Conjuguer Brassens au présent
Samedi 29 octobre 2011, 5e Rencontre de la Chanson francophone, médiathèque de Domerat,
Mon premier se prénomme Michel, il est journaliste, vous l’avez lu fidèlement dans les pages de Chorus, et de Paroles et Musique précédemment. Brillant conférencier, il s’en vient narrer Brassens qui, il y a pile trente ans jour pour jour, cassait sa pipe, à ce qu’on dit. Mon second se prénomme Michel, il est chanteur et se met en bouche, avec rare délectation, avec un talent qui, comme le bon vin, ne cesse de se bonifier, tonton Georges, cette matrice de la chanson que nous aimons. Tous deux vont nous rendre plus familier encore l’homme de Sète, le tendre bourru du Gorille. Michel Trihoreau et Michel Grange (qu’on surnomme Milou, je ne sais pourquoi) font la paire et la visite à Brassens, débusquant ici et là de riches et belles anecdotes, ses substances littéraires, ses exploits, le ramenant à la vie si tant est que ce facétieux-là soit vraiment mort.
Mort ? Sans être révisionniste, on peut en douter. Rarement on a vu autant Brassens à la télé. Même à l’hôtel du bout du monde où nous étions, en cet Etap’hôtel surréaliste à quelques galaxies de l’épicentre qu’est Prémilhat. Même chambre 11, c’est dire (la mienne), grouillante de vie (style Les copines d’abord). Brassens de partout, comme s’il en pleuvait, presque autant que Tintin. Capitaine Haddock moins bourru que le vrai, pareil producteur de jurons au point d’en faire une ballade, plus sûrement navigateur que lui et que vous tas de rameurs, le père Brassens naviguait d’une chaîne l’autre, médusant l’écran. Parfois lui, parfois ses survivants tel Joël Favreau, cheveux blancs du plus bel effet et propos sensibles et consistants, de fait incongrus en télé. Du Brassens qu’on bouffe depuis quelques mois, en expo, à l’étal des libraires, dans les bacs des hypers (je dis pas « disquaires » y’en à plus) et, depuis quelques jours, en injection sur les radios, en perfusion à la télé. S’ils aiment tant Brassens, dans les grands médias, faut apprendre à distiller : un p’tit peu chaque semaine, tout au long de l’année. Et l’an prochain aussi, malgré que ses 31 ans n’intéressent alors plus personne. S’ils aiment tant la chanson, qu’ils en diffusent aussi, des autres que le vieux : y’a pléthore, j’en ai des listes pour vos play-listes.

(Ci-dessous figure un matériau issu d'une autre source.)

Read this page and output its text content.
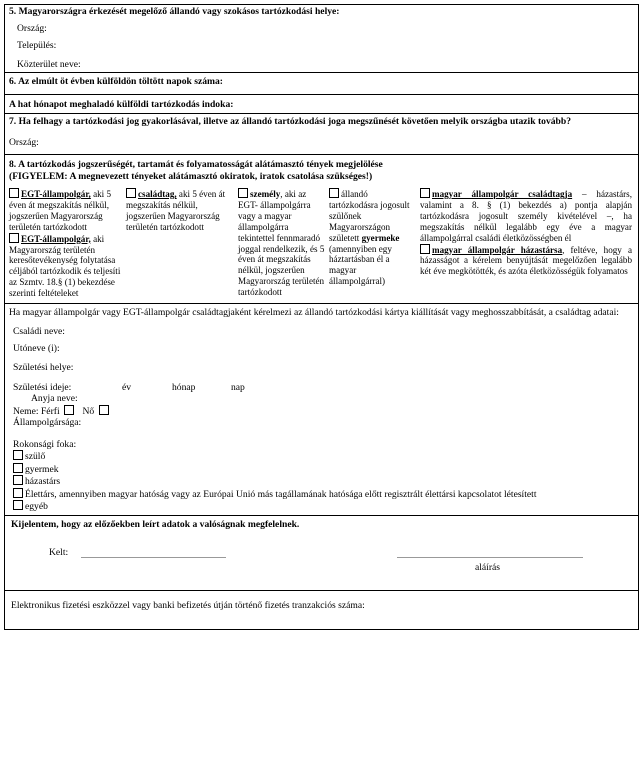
5. Magyarországra érkezését megelőző állandó vagy szokásos tartózkodási helye:
Ország:
Település:
Közterület neve:
6. Az elmúlt öt évben külföldön töltött napok száma:
A hat hónapot meghaladó külföldi tartózkodás indoka:
7. Ha felhagy a tartózkodási jog gyakorlásával, illetve az állandó tartózkodási joga megszűnését követően melyik országba utazik tovább?
Ország:
8. A tartózkodás jogszerűségét, tartamát és folyamatosságát alátámasztó tények megjelölése
(FIGYELEM: A megnevezett tényeket alátámasztó okiratok, iratok csatolása szükséges!)
EGT-állampolgár, aki 5 éven át megszakítás nélkül, jogszerűen Magyarország területén tartózkodott
EGT-állampolgár, aki Magyarország területén keresőtevékenység folytatása céljából tartózkodik és teljesíti az Szmtv. 18.§ (1) bekezdése szerinti feltételeket
családtag, aki 5 éven át megszakítás nélkül, jogszerűen Magyarország területén tartózkodott
személy, aki az EGT- állampolgárra vagy a magyar állampolgárra tekintettel fennmaradó joggal rendelkezik, és 5 éven át megszakítás nélkül, jogszerűen Magyarország területén tartózkodott
állandó tartózkodásra jogosult szülőnek Magyarországon született gyermeke (amennyiben egy háztartásban él a magyar állampolgárral)
magyar állampolgár családtagja – házastárs, valamint a 8. § (1) bekezdés a) pontja alapján tartózkodásra jogosult személy kivételével –, ha megszakítás nélkül legalább egy éve a magyar állampolgárral családi életközösségben él
magyar állampolgár házastársa, feltéve, hogy a házasságot a kérelem benyújtását megelőzően legalább két éve megkötötték, és azóta életközösségük folyamatos
Ha magyar állampolgár vagy EGT-állampolgár családtagjaként kérelmezi az állandó tartózkodási kártya kiállítását vagy meghosszabbítását, a családtag adatai:
Családi neve:
Utóneve (i):
Születési helye:
Születési ideje:	év	hónap	nap
Anyja neve:
Neme: Férfi Nő
Állampolgársága:
Rokonsági foka:
szülő
gyermek
házastárs
Élettárs, amennyiben magyar hatóság vagy az Európai Unió más tagállamának hatósága előtt regisztrált élettársi kapcsolatot létesített
egyéb
Kijelentem, hogy az előzőekben leírt adatok a valóságnak megfelelnek.
Kelt:
aláírás
Elektronikus fizetési eszközzel vagy banki befizetés útján történő fizetés tranzakciós száma:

Nous ici, à Prémilhat, en cette Rencontre de la Chanson francophone, si Brassens est là ce n’est pas faire comme tout le monde, pour faire joli, pour commémorer à tous prix. C’est parce qu’il y est à sa place tout simplement, aux côtés de tous ces p’tits jeunes qui ont pour nom Gilles Roucaute, Elsa Gelly, Corentin Coko, Pauline Paris, Anne Sila, Garance, Clémence Chevreau, Caroline Personne, Flavia Perez et bien d’autres. D’ailleurs, on le chante en vrai devant des gens, et c’est bien la preuve qu’il n’est pas mort, qu’il bande encore. Durant tout le festival, le plus discrètement possible, une grande, une très grande de la chanson était présente, pour simplement apporter un peu de son soutien et pour y découvrir le futur de la chanson. Elle, c’est Anne Sylvestre, qu’on surnomma longtemps, encore maintenant, la « Brassens en jupons ». Pas de commémoration vous dis-je : une simple présence bienveillante.
Pour Milou, je ne sais pas, mais j’ai cru entendre parler de Tintin, chambre 11 !
Milou : contraction de Michel et p’tit Loup, « Mon ptit loup ».
Loin de l’hôtel, dans le lieu culte du festival, là ou on était tous réunis en famille, sans grade ni fonction, sans star ni jeunette, mais tous simplement en humains, les murmures allant bon train sur le 11 de l’étap. Nous ne serons jamais ce qui s’y est réellement passé, personne n’est passé à confesse au… presbytère.